The 3 AM alert that started it all
It was 3 AM when the monitoring ping came in. Our document review agent had processed a new batch of contracts but the output was incomplete and the source files had vanished from the shared drive. I pulled up the logs and saw the telltale signs of an OpenClaw update that had triggered gateway freezes and file handling regressions.
We had been trying to automate the repetitive legal work that eats up associate hours: scanning intake forms for key details, reviewing documents for specific clauses, and running background case research. Persistent agents running 24/7 seemed like the obvious next step.
That night I realized the latest OpenClaw version was not our friend.
Locking the version after the deletions
Community reports had already flagged post-4.23 updates for breaking multi-step research workflows and causing CPU spikes. One firm saw files deleted outright after the 4.29 release. We ran the rollback immediately.
npm install -g openclaw@2026.4.23
The gateway stabilized and file operations returned to normal. But the experience left us wary of any future updates. We decided any new deployment would stay pinned to 2026.4.23 until we saw long-term stability data.
That fix bought us time, but it was only the first layer of problems.
Local models looked perfect until they weren't
For client files we could not risk sending anywhere, we started with local Qwen3.5 9b and 32b models through Ollama. Privacy was absolute. Nothing left the office network.
The models handled basic summarization fine. Then we asked them to chain tools for a full intake workflow: extract data, cross-reference against templates, flag inconsistencies, and log results. Tool use became inconsistent and multi-step reasoning collapsed. Context limits on smaller local setups like Qwen 8b running on 2070 GPUs with 8GB VRAM capped everything under 16k tokens, triggering constant compaction and session drift.
A colleague's firm with unlimited budget tried 20-30B parameter local models with built-in verification. They were advised to switch to AWS Bedrock frontier models instead because full local hardware would lock them into obsolete machines within three years while still failing complex document tasks.
We kept local models for initial screening but added hybrid fallbacks to cloud models with data processing agreements.
The $35 daily surprise that changed the budget
Even with the stable OpenClaw version, background heartbeats and plugin loading kept running. Without any active queries, we were seeing $35+ in tokens consumed every day. Over a month that added up fast.
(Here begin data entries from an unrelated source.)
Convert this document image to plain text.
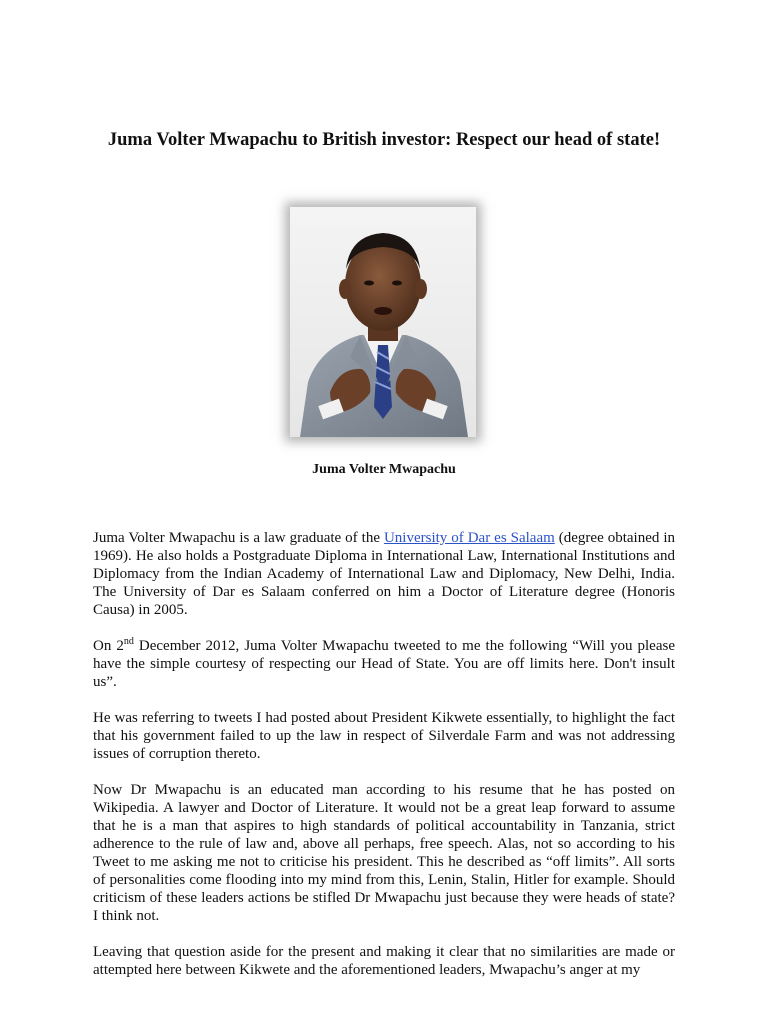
Juma Volter Mwapachu to British investor: Respect our head of state!
Juma Volter Mwapachu

Juma Volter Mwapachu is a law graduate of the University of Dar es Salaam (degree obtained in 1969). He also holds a Postgraduate Diploma in International Law, International Institutions and Diplomacy from the Indian Academy of International Law and Diplomacy, New Delhi, India. The University of Dar es Salaam conferred on him a Doctor of Literature degree (Honoris Causa) in 2005.

On 2nd December 2012, Juma Volter Mwapachu tweeted to me the following “Will you please have the simple courtesy of respecting our Head of State. You are off limits here. Don't insult us”.

He was referring to tweets I had posted about President Kikwete essentially, to highlight the fact that his government failed to up the law in respect of Silverdale Farm and was not addressing issues of corruption thereto.

Now Dr Mwapachu is an educated man according to his resume that he has posted on Wikipedia. A lawyer and Doctor of Literature. It would not be a great leap forward to assume that he is a man that aspires to high standards of political accountability in Tanzania, strict adherence to the rule of law and, above all perhaps, free speech. Alas, not so according to his Tweet to me asking me not to criticise his president. This he described as “off limits”. All sorts of personalities come flooding into my mind from this, Lenin, Stalin, Hitler for example. Should criticism of these leaders actions be stifled Dr Mwapachu just because they were heads of state? I think not.

Leaving that question aside for the present and making it clear that no similarities are made or attempted here between Kikwete and the aforementioned leaders, Mwapachu’s anger at my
Before we disabled the heartbeats, one multi-agent research setup was hitting $700 monthly on Anthropic models alone. Per-token pricing made forecasting impossible for always-on legal agents. An audit of our skills showed 70% had made zero API calls in the prior 30 days yet still carried full outbound permissions. That created both maintenance overhead and a lingering security risk with privileged documents.
We edited the config to turn the background noise off.
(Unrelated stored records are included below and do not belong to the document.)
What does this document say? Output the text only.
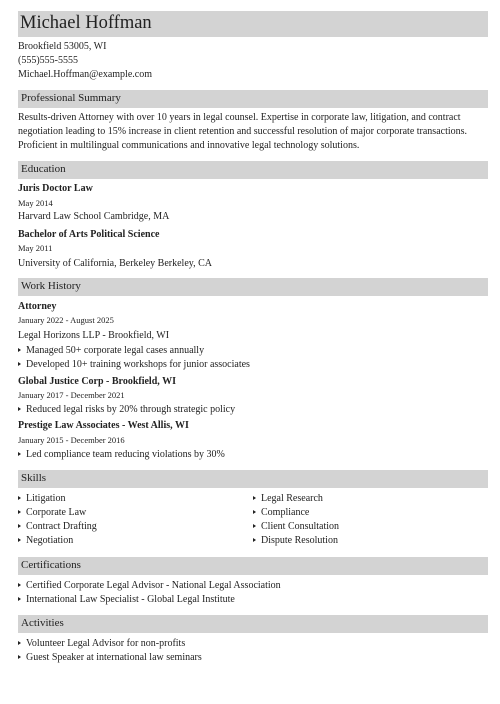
Michael Hoffman
Brookfield 53005, WI
(555)555-5555
Michael.Hoffman@example.com
Professional Summary
Results-driven Attorney with over 10 years in legal counsel. Expertise in corporate law, litigation, and contract negotiation leading to 15% increase in client retention and successful resolution of major corporate transactions. Proficient in multilingual communications and innovative legal technology solutions.
Education
Juris Doctor Law
May 2014
Harvard Law School Cambridge, MA
Bachelor of Arts Political Science
May 2011
University of California, Berkeley Berkeley, CA
Work History
Attorney
January 2022 - August 2025
Legal Horizons LLP - Brookfield, WI
Managed 50+ corporate legal cases annually
Developed 10+ training workshops for junior associates
Global Justice Corp - Brookfield, WI
January 2017 - December 2021
Reduced legal risks by 20% through strategic policy
Prestige Law Associates - West Allis, WI
January 2015 - December 2016
Led compliance team reducing violations by 30%
Skills
Litigation
Corporate Law
Contract Drafting
Negotiation
Legal Research
Compliance
Client Consultation
Dispute Resolution
Certifications
Certified Corporate Legal Advisor - National Legal Association
International Law Specialist - Global Legal Institute
Activities
Volunteer Legal Advisor for non-profits
Guest Speaker at international law seminars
Cloud delays that killed timely intake
When we needed reliable reasoning we hit the next wall. OAuth connections to ChatGPT Pro and Claude frequently ran into Cloudflare blocks, adding 20+ second delays on every request. That killed any hope of smooth client intake automation where quick responses matter.
A test setup on a Raspberry Pi Model B with free-tier Gemini successfully automated Gmail triage and Google Drive uploads for daily digests. Browser automation kept crashing on Chromium during research tasks until we switched to Firefox headless. A separate multi-agent setup on a VPS using n8n for orchestration handled central research well but required separate local clients per team member to keep sensitive intake data off the shared server.
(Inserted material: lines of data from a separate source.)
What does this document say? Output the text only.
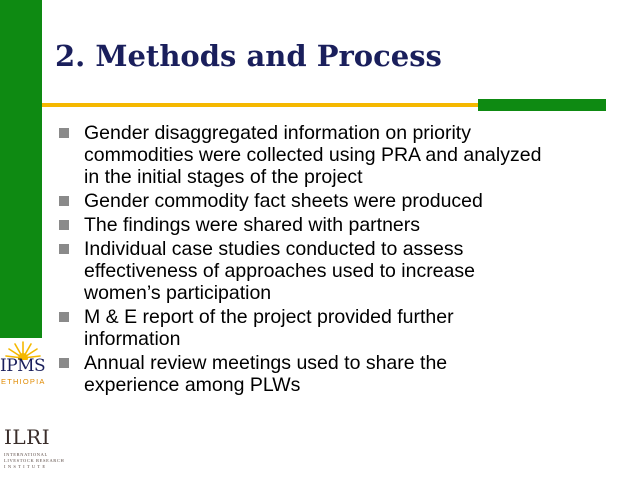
2. Methods and Process
Gender disaggregated information on priority
commodities were collected using PRA and analyzed
in the initial stages of the project
Gender commodity fact sheets were produced
The findings were shared with partners
Individual case studies conducted to assess
effectiveness of approaches used to increase
women’s participation
M & E report of the project provided further
information
Annual review meetings used to share the
experience among PLWs
IPMS
ETHIOPIA
ILRI
INTERNATIONAL
LIVESTOCK RESEARCH
I N S T I T U T E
Side-by-side comparison of the real options
We laid out the tradeoffs in a simple table to decide what to run where.
| Criteria | Local Qwen models | AWS Bedrock Claude/GPT |
|---|---|---|
| --- | --- | --- |
| Data residency and compliance guarantees | Data never leaves the firm | Requires explicit data processing agreements |
| --- | --- | --- |
| Multi-step agent reliability for document review | Frequently fails on tool chaining and long context | Consistent performance on complex legal reasoning |
| --- | --- | --- |
| Hardware and operational costs | High upfront GPU spend with VRAM limits | Subscription model but predictable after optimization |
Local models won on privacy but lost on reliability. Cloud options won on reasoning depth but needed careful contract language and monitoring for delays.
The config changes that finally made it stick
After the rollback we ran the setup command and edited openclaw.json.
openclaw config
Under agents.defaults.model we pointed to local Ollama Qwen for privacy-sensitive steps and openrouter fallback for complex research. We added the line to disable background costs.
heartbeat.every: off
For Ollama we confirmed the base URL was http://127.0.0.1:11434 (not localhost) and kept ollama serve running in its own terminal before starting the gateway. This combination kept intake forms local while routing document review and research through stable cloud models only when needed.
The real surprise was how much of the budget and reliability problems came from background processes and unused permissions rather than the core model choice. Locking the OpenClaw version, pruning unused skills regularly, and accepting hybrid routing for different task types turned the agents into something we could actually trust with client work. We still audit permissions every month and keep the stable version pinned. That combination has kept the workflows running without further regressions or unexpected bills.